Sıtkı Yonca

Sıtkı Yonca

EĞİTİMDE YENİ DÖNEM

EĞİTİMDE YENİ DÖNEM

            Yeni dönem ifadesi aslında fazla iddialı. Sistem kendi içinde kendini sıfırdan inşa ediyor değil ki. Programı yeterince inceleyemediğimiz için bu konuda teferruata girmek istemiyoruz ama eylül ayı takvimindeki zamanın kasım ve nisan aylarına kaydırılmasını bir gazetenin ‘’eğitimde köklü değişim ‘’alt başlığıyla karşılamasını tebessümle karşıladık.

            Bir başka gazete ise  ‘’Din Kültürü ve Ahlak Bilgisi zorunlu, matematik seçmeli’’ demiş, kendi zihniyetince ironik gönderme yaparak ama Din Kültürü ve Ahlak Bilgisinin zorunlu olmasından son derece mutlu olduk. Dinin, kendi amacına uygun olarak işlenmesi en büyük dileğimiz.
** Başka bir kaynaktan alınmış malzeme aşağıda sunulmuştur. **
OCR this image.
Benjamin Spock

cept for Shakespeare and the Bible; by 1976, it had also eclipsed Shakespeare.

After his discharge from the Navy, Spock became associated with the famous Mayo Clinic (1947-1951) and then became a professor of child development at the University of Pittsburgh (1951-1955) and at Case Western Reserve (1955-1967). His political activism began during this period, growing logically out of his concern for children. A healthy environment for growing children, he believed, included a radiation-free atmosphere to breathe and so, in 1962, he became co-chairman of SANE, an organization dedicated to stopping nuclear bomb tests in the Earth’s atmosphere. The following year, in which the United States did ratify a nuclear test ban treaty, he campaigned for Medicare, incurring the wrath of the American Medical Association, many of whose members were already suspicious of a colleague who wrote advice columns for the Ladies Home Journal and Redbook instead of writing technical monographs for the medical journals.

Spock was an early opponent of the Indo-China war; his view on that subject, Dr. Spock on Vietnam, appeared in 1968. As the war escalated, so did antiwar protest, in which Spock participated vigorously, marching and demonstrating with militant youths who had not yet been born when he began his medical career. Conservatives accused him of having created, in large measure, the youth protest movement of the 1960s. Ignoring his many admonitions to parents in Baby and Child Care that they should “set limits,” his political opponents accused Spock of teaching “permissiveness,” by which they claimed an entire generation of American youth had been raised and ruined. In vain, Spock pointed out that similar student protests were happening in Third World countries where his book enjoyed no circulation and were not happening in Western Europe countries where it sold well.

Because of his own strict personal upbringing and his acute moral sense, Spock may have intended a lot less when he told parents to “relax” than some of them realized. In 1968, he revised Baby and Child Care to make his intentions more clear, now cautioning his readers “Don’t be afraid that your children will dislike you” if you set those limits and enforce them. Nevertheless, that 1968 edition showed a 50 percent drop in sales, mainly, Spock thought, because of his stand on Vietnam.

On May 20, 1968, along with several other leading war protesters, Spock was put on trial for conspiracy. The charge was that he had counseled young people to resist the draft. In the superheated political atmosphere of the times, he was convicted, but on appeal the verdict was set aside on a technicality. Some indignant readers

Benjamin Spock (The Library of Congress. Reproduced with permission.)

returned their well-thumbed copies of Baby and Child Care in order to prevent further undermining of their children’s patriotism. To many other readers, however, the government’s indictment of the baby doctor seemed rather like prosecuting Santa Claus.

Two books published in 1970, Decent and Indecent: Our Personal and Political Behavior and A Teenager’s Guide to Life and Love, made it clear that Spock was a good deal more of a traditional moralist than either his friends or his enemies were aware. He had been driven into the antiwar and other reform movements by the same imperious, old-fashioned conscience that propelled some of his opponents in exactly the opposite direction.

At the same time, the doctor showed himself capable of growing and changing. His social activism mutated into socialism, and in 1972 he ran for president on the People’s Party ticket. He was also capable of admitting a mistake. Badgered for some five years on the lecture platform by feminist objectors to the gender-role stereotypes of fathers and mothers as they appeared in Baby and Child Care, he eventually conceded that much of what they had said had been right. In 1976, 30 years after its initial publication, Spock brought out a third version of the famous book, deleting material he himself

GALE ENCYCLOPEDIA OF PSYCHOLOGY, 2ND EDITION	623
            Programa yeni denilecekse, yeniliği teori ile pratiği birleştirmek istemesindeki iyi niyetli çabasında aramak gerekir. Bunu özellikle takdir ediyor ve başarılı olmasını temenni ediyorum.

            Bir programı hazırlarsınız hazırlamaya ama onun uygulanması hazırlanmasından daha zordur; çünkü eğitim tekil değil çok bileşenli bir eylem. Bileşenlerden bir tanesi hata yaparsa programınız ne kadar modern ,ne kadar akılcı ve kaliteli hazırlanmış olursa olsun, sonuç almanız, aksayan bileşenin verdiği katkı oranı kadar başarısız olma ihtimali her zaman vardır.
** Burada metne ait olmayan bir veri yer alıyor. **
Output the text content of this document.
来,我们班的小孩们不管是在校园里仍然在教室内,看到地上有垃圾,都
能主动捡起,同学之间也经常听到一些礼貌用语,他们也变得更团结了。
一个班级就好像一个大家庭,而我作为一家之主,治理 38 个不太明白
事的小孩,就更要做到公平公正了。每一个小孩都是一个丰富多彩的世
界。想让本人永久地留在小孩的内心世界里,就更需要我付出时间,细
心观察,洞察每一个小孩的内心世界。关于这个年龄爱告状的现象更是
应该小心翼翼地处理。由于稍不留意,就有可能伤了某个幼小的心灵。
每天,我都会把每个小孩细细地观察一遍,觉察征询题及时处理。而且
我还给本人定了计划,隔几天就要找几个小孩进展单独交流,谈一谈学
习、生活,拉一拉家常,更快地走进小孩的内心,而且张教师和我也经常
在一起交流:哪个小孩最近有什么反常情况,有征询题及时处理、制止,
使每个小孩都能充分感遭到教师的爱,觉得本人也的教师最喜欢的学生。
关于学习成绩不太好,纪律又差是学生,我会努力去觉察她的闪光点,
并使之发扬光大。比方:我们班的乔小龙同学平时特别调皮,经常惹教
            Vereceğimiz örnek sanırım konuyu daha anlaşılır kılacaktır.

            İlkokul veya ortaokula giden bir yavrunuz var diyelim.(Adı Fatih olsun.) Sabah biraz ağır aldırmasından dolayı anne veya baba Fatih’in, tembelliğinden başlayıp adam olmayacağından çıkarak bir güzel(!) paylıyorlar. Fatih,  karşı tarafın şiddetinden korkup servise yöneldi. Annenin, öfkeyle verdiği ‘’şu kahvaltını yap’’ uyarısını duymadı bile.

             İlk ders matematiktir ve konu da ondalık sayılar olduğunu var sayalım. Öğretmen arkadaşımızın konuyu çok güzel anlatıyor olduğunu da kabul ediyoruz.

             Benjamin Blum’un, Okulda Öğrenme Modelinden çokça etkilendim dediği John Carrol’un ‘’Belli bir alanla ilgili yeteneğin öğrenciler arasında normal dağılım göstermesi ve öğretim süresi, öğretim hizmetinin niteliği ve öğrenme için verilen zamanın bütün öğrenciler için aynı olması halinde eğitimin bitiminde gerçekleşen öğrenmenin de öğrenciler arasında normal dağılım göstereceği bende iyice açıklık kazandı’’ tespitine yukarıdaki Fatih örneğinin onlarcasıyla  karşılaşmamış olsaydık Blum’un etkilenmesini destekleyebilirdik ama Fatih örneği ve benzerleri bizi bu desteği  vermekten uzaklaştırıyor.

             Çünkü Fatih, kendi ruhsal yapısıyla kurulacak orantı miktarı kadar sınıfta değildi. O, sabah anne veya babadan aldığı duygusal travmayla meşguldü. O halde öğretim hizmetinin niteliği tam olmasına rağmen normal bir dağılım olmayacaktır. Programlar, konular arasında bağlantılar kurarak hazırlandığı için Fatih, ondalık sayılarda kaçırdığı bilişsel alt yapı kadar ondan sonra gelecek ünitede de öğrenme kaybına uğrayacaktır. Fatih’e ayrı bir zaman ayırarak ondalık sayılarda kaçırdığı bilişsel alt yapıyı tamamladıktan sonra gelecek üniteden de sonuç almanın mümkün olacağı söylenebilir. Fatih’in üzüntüyü, dikkatin ulaşamayacağı bölgeye gönderinceye kadar yaşadığı zaman diliminde IQ ,EQ (duygusal zeka)tarafından esir alınmıştır. Bir pedagogun dediği gibi ‘’dikkat aklın en büyük çocuğudur.’’ Dikkatinizi nerede ne kadar istihdam ettiyseniz, öğrendiğiniz o kadardır. Öyleyse yeni döneme(!)okulla birlikte diğer bileşenlerin de hazır olması beklenir. Siz hala okulu mu suçlayacaksınız?  Selamlar.